When doctors disassembled the board, they found the accelerometers and strain gauges to be of “excellent” quality. “I was shocked given the price: it was an extremely impressive strain gauge set-up,” said lead researcher Ross Clark, in an interview with New Scientist.
Impaired standing balance has a detrimental effect on a person’s functional ability and increases their risk of falling. There is currently no validated system which can precisely quantify center of pressure (COP), an important component of standing balance, while being inexpensive, portable and widely available. The Wii Balance Board (WBB) fits these criteria, and we examined its validity in comparison with the ‘gold standard’—a laboratory-grade force platform (FP).

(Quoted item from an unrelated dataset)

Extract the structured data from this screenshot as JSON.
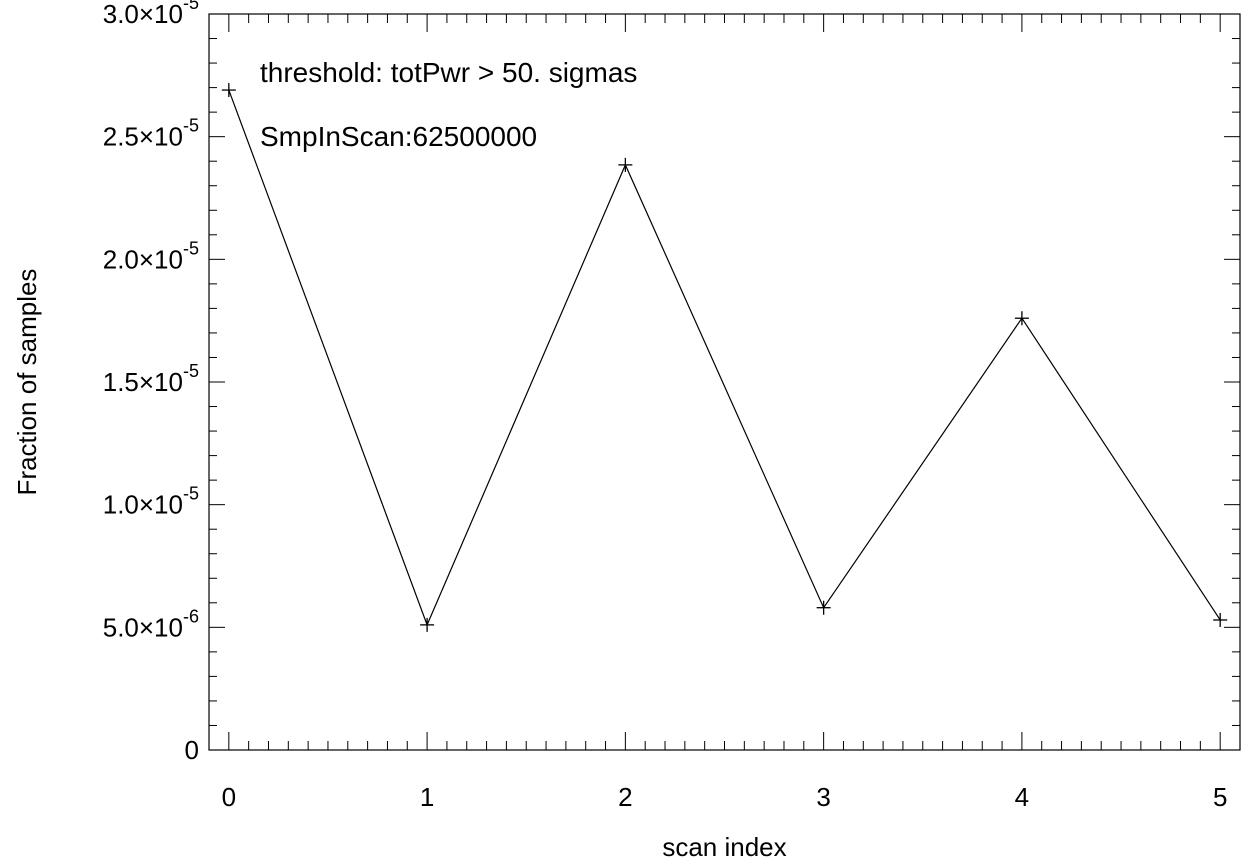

Thirty subjects without lower limb pathology performed a combination of single and double leg standing balance tests with eyes open or closed on two separate occasions. Data from the WBB were acquired using a laptop computer.
The test–retest reliability for COP path length for each of the testing devices, including a comparison of the WBB and FP data, was examined using intraclass correlation coefficients (ICC), Bland–Altman plots (BAP) and minimum detectable change (MDC). Both devices exhibited good to excellent COP path length test–retest reliability within-device (ICC = 0.66–0.94) and between-device (ICC = 0.77–0.89) on all testing protocols.
Examination of the BAP revealed no relationship between the difference and the mean in any test, however the MDC values for the WBB did exceed those of the FP in three of the four tests. These findings suggest that the WBB is a valid tool for assessing standing balance. Given that the WBB is portable, widely available and a fraction of the cost of a FP, it could provide the average clinician with a standing balance assessment tool suitable for the clinical setting.